I finished the book yesterday, and I've just spent a few hours messing around writing little scripts to see what it can do. Here's the most entertaining one. I thought it would be interesting to be able to locate all the words in a text that refer to animals. NLTK includes a handy interface to WordNet, so the first job was to write a function which checks whether a word could refer to a concept lower in the hierarchy than the one for 'animal'. It's never quite as easy as you first think; after a little experimentation, I realized that I had to block words which referred to animals only by virtue of referring to human beings. The final definition looks like this:
animal_synset = wn.synset('animal.n.01')
human_synset = wn.synset('homo.n.02')

def is_animal_word(word):
hypernyms = [ hyp
for synset in wn.synsets(word)
for path in synset.hypernym_paths()
for hyp in path
if not human_synset in path]
return animal_synset in hypernyms
I then wrote a script which called my function to return all the animal words in the first n words of a piece of text:
def print_animal_words_v1(text, n):
words = set([w.lower() for w in text[:n]])
animal_words = sorted(set([w for w in words
if is_animal_word(w)]))
print "Animal words in first %d words" % n
They've packaged up a bunch of textual resources for easy access, so I could immediately test it on the first 50,000 words of Emma:
>>> emma = gutenberg.words('austen-emma.txt')
>>> print_animal_words_v1(emma, 50000)
Animal words in first 50000 words
['baby', 'bear', 'bears', 'blue', 'chat', 'chicken',
'cow', 'cows', 'creature', 'creatures', 'does',
'entire', 'female', 'fish', 'fly', 'games', 'goose',
'head', 'horse', 'horses', 'imagines', 'kite',
'kitty', 'martin', 'martins', 'monarch', 'mounts',
'oysters', 'pen', 'pet', 'pollards', 'shark',
'sharks', 'stock', 'tumbler', 'young']
A quick look at this reveals some suspicious candidates: for example, 'does' is most likely never used as the plural of 'doe', so shouldn't be counted as an animal word.

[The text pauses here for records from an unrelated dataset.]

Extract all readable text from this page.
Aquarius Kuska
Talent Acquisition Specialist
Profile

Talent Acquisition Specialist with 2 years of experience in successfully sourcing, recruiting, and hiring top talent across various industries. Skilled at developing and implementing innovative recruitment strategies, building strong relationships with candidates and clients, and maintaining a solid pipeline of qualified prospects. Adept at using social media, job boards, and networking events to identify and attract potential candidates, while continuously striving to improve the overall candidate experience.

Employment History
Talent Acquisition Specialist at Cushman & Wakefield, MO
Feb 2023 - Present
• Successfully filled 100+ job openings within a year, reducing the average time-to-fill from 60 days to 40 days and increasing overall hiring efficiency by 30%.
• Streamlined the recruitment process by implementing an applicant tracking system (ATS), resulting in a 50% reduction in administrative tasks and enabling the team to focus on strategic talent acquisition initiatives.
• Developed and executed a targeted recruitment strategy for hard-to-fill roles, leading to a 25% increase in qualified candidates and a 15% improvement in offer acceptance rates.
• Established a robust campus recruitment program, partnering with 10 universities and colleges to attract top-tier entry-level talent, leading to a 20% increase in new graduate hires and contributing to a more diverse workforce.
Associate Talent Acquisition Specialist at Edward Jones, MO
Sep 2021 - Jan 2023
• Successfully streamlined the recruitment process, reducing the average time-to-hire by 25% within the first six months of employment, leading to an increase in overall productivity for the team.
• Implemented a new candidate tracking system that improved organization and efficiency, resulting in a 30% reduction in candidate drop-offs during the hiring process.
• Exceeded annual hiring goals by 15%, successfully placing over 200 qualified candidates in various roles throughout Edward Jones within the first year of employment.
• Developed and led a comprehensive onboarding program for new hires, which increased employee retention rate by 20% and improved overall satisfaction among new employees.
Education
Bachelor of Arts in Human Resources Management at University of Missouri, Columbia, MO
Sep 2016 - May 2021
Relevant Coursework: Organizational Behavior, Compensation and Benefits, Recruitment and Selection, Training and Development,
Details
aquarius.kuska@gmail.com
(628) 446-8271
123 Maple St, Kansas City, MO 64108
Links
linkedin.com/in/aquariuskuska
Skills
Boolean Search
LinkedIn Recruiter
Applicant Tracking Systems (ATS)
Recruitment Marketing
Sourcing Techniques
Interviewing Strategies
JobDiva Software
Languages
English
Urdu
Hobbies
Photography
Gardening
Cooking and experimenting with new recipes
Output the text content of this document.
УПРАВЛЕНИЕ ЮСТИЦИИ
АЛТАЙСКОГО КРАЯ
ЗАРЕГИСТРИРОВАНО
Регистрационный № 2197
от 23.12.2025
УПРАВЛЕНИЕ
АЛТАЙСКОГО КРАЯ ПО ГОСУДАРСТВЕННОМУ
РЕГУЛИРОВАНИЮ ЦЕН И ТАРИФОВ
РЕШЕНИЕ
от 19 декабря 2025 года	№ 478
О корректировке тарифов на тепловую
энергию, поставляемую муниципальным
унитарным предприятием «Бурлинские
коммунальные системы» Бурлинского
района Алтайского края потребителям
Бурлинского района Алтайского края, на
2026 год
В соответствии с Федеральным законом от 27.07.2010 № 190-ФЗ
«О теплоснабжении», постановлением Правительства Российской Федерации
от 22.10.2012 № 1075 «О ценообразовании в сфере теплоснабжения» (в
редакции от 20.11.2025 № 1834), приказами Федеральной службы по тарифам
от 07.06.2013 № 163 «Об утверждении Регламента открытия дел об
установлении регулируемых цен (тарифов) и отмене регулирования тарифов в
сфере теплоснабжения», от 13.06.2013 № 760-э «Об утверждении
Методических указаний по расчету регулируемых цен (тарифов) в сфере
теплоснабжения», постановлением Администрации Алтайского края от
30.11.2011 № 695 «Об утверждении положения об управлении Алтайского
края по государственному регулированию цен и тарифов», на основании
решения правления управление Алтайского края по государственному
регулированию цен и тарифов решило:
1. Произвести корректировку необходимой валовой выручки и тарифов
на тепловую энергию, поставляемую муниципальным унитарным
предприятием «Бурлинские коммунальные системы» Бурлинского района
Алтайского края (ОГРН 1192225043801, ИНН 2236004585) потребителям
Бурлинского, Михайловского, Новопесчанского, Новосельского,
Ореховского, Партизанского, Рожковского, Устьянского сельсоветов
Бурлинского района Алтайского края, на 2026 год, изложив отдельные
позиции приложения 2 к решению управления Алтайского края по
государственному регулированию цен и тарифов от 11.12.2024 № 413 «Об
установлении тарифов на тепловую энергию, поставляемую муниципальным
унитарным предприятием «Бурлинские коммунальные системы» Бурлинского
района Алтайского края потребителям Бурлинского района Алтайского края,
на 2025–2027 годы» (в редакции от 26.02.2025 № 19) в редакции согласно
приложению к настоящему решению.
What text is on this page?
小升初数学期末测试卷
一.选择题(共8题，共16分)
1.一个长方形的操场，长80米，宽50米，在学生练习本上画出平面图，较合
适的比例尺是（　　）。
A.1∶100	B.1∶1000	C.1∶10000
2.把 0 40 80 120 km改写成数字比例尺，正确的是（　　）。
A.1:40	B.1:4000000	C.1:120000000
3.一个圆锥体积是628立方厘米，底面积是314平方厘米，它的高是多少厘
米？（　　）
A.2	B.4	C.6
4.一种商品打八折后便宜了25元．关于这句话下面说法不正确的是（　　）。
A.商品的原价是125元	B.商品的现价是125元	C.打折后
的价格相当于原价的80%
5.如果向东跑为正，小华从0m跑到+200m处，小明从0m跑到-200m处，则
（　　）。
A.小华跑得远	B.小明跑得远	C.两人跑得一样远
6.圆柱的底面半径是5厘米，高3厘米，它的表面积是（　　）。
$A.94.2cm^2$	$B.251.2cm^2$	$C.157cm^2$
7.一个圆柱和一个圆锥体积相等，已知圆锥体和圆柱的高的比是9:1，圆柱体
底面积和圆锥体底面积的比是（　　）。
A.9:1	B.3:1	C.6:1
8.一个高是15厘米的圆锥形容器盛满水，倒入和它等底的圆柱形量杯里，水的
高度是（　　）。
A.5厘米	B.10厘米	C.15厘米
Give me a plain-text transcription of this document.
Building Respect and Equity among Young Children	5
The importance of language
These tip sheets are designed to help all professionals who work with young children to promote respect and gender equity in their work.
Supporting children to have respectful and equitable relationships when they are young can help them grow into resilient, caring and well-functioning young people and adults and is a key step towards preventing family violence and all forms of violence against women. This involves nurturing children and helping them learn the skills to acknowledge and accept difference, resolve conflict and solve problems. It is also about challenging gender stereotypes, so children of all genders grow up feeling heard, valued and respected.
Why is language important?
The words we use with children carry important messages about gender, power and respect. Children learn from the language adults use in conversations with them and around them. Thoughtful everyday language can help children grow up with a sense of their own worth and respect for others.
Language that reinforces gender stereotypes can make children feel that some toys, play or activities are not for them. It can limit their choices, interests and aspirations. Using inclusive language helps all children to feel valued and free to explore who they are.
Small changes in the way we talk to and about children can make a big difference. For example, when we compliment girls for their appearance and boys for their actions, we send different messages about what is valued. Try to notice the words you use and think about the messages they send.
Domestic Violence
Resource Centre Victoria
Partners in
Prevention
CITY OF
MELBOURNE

My second version of the script called another resource, a "tagger", which quickly goes through the text and tries to guess what part of speech each word is in the context in which it appears. I only look at the words whose tags start with an 'N', indicating that they have been guessed as nouns:
def print_animal_words_v2(text, n):
print "Tagging first %d words" % n
tagged_words = nltk.pos_tag(text[:n])
print("Tagging done")
words = set([w.lower() for (w, tag) in tagged_words
if tag.startswith('N')])
animal_words = sorted(set([w for w in words
if is_animal_word(w)]))
print "Animal words in first %d words" % n
Now I get a shorter list, which in particular omits the suspicious 'does':
>>> print_animal_words_v2(emma, 50000)
Tagging first 50000 words
Tagging done
Animal words in first 50000 words
['baby', 'bears', 'blue', 'chicken', 'cow',
'creature', 'creatures', 'female', 'games', 'goose',
'head', 'horse', 'horses', 'kitty', 'martin',
'martins', 'monarch', 'oysters', 'pet', 'pollards',
'shark', 'sharks', 'stock', 'tumbler', 'young']
Well, that should be enough to give you the favor of the thing. If you don't want to buy the book, it's available free online here. Have fun!